Much like with the sudden public resurgence Steven
Soderbergh’s Contagion has experienced, this feature’s moment of trending recently makes a depressing level of sense.
An ostensibly straight-forward Spanish feature that uses architecture to
portray class divide; what separates those higher from those lower, using food
as the primary political symbol, similar to The Cook, The Thief, His Wife &
Her Lover. This has been a world of dietary inequality long before everything went
into lockdown, but now that we’re in the midst of fearful hoarding of food to
last out the potential months this shit could carry on for, it reaches a
particular level of poignancy in the current climate.
The premise itself is fairly rudimentary, but its true
genius comes in the little things. Things like how the inmates of the giant
tower the film is set in get shuffled around between floors, sometimes ending
up near the top or near the bottom seemingly at random.

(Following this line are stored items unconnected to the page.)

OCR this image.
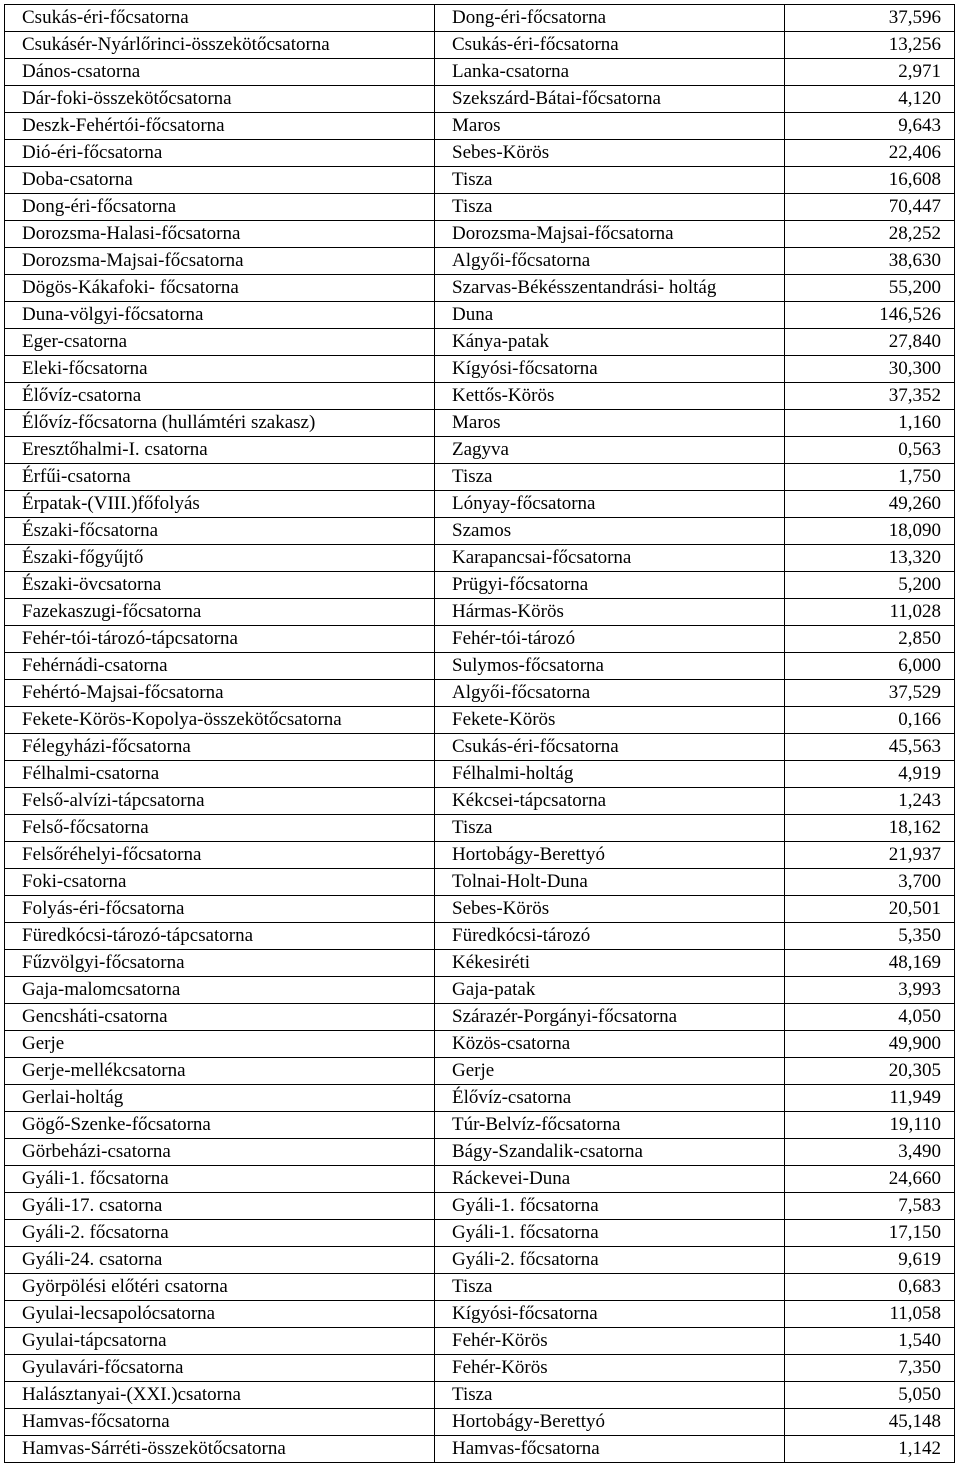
Csukás-éri-főcsatorna	Dong-éri-főcsatorna	37,596
Csukásér-Nyárlőrinci-összekötőcsatorna	Csukás-éri-főcsatorna	13,256
Dános-csatorna	Lanka-csatorna	2,971
Dár-foki-összekötőcsatorna	Szekszárd-Bátai-főcsatorna	4,120
Deszk-Fehértói-főcsatorna	Maros	9,643
Dió-éri-főcsatorna	Sebes-Körös	22,406
Doba-csatorna	Tisza	16,608
Dong-éri-főcsatorna	Tisza	70,447
Dorozsma-Halasi-főcsatorna	Dorozsma-Majsai-főcsatorna	28,252
Dorozsma-Majsai-főcsatorna	Algyői-főcsatorna	38,630
Dögös-Kákafoki- főcsatorna	Szarvas-Békésszentandrási- holtág	55,200
Duna-völgyi-főcsatorna	Duna	146,526
Eger-csatorna	Kánya-patak	27,840
Eleki-főcsatorna	Kígyósi-főcsatorna	30,300
Élővíz-csatorna	Kettős-Körös	37,352
Élővíz-főcsatorna (hullámtéri szakasz)	Maros	1,160
Eresztőhalmi-I. csatorna	Zagyva	0,563
Érfűi-csatorna	Tisza	1,750
Érpatak-(VIII.)főfolyás	Lónyay-főcsatorna	49,260
Északi-főcsatorna	Szamos	18,090
Északi-főgyűjtő	Karapancsai-főcsatorna	13,320
Északi-övcsatorna	Prügyi-főcsatorna	5,200
Fazekaszugi-főcsatorna	Hármas-Körös	11,028
Fehér-tói-tározó-tápcsatorna	Fehér-tói-tározó	2,850
Fehérnádi-csatorna	Sulymos-főcsatorna	6,000
Fehértó-Majsai-főcsatorna	Algyői-főcsatorna	37,529
Fekete-Körös-Kopolya-összekötőcsatorna	Fekete-Körös	0,166
Félegyházi-főcsatorna	Csukás-éri-főcsatorna	45,563
Félhalmi-csatorna	Félhalmi-holtág	4,919
Felső-alvízi-tápcsatorna	Kékcsei-tápcsatorna	1,243
Felső-főcsatorna	Tisza	18,162
Felsőréhelyi-főcsatorna	Hortobágy-Berettyó	21,937
Foki-csatorna	Tolnai-Holt-Duna	3,700
Folyás-éri-főcsatorna	Sebes-Körös	20,501
Füredkócsi-tározó-tápcsatorna	Füredkócsi-tározó	5,350
Fűzvölgyi-főcsatorna	Kékesiréti	48,169
Gaja-malomcsatorna	Gaja-patak	3,993
Gencsháti-csatorna	Szárazér-Porgányi-főcsatorna	4,050
Gerje	Közös-csatorna	49,900
Gerje-mellékcsatorna	Gerje	20,305
Gerlai-holtág	Élővíz-csatorna	11,949
Gögő-Szenke-főcsatorna	Túr-Belvíz-főcsatorna	19,110
Görbeházi-csatorna	Bágy-Szandalik-csatorna	3,490
Gyáli-1. főcsatorna	Ráckevei-Duna	24,660
Gyáli-17. csatorna	Gyáli-1. főcsatorna	7,583
Gyáli-2. főcsatorna	Gyáli-1. főcsatorna	17,150
Gyáli-24. csatorna	Gyáli-2. főcsatorna	9,619
Györpölési előtéri csatorna	Tisza	0,683
Gyulai-lecsapolócsatorna	Kígyósi-főcsatorna	11,058
Gyulai-tápcsatorna	Fehér-Körös	1,540
Gyulavári-főcsatorna	Fehér-Körös	7,350
Halásztanyai-(XXI.)csatorna	Tisza	5,050
Hamvas-főcsatorna	Hortobágy-Berettyó	45,148
Hamvas-Sárréti-összekötőcsatorna	Hamvas-főcsatorna	1,142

Even for the financially
stable, this should ring true; one month, you’ve got more than enough to last
till the next paycheck, but then the next, some unexpected expense brings you
closer to the red. And that’s if you’re even lucky enough to have regular pay
in the first place, which given our current situation is the kind of luck fewer
people have than seemingly ever before.
But what makes social inequality truly suck the big
one isn’t simply the conditions that create it. True, seeing so many people
basically in a lottery on which level they end up each month, and in turn how
much food they can get from the titular Platform, is pretty fucking dire… but
that’s not even the worst of it. That comes with the attitude that these
conditions engender; the notion that the odds are stacked up against them, and
that they’ve already been subjected to the cruelty of others, so they see no
reason not to pay it forward, as it were. ‘The world treated me like shit, so
I’ll return the favour’.
It’s a thought pattern that is unfortunately understandable,
as it’s not easy to extend kindness to others when you haven’t been shown any
yourself… but it’s also one that only serves to perpetuate the suffering. It’s
a domino effect that will only engender more of the same, ensuring that this
unjust system remains as it is. And even for those wanting to change things,
that’s easier said than done; people tend to be the problem with every attempt
at political revolution. But as we watch new prisoner Goreng as he learns the
mechanics of the Platform, a true revolutionary spirit makes itself known. As
much informed by Communist doctrine as he is by Don Quixote, he embodies the
tortured but altruistic heart of the film.
This is the best kind of high-concept storytelling, to the
point where I find myself yet again far more intrigued by the ideas presented
than by any sort of technical detail. It really is that engrossing and
gave me a lot of think about regarding social solidarity and the obstacles in
its way, and I’ll even admit to being surprised that a concept this
simple could unravel into something so mesmerising in its detail.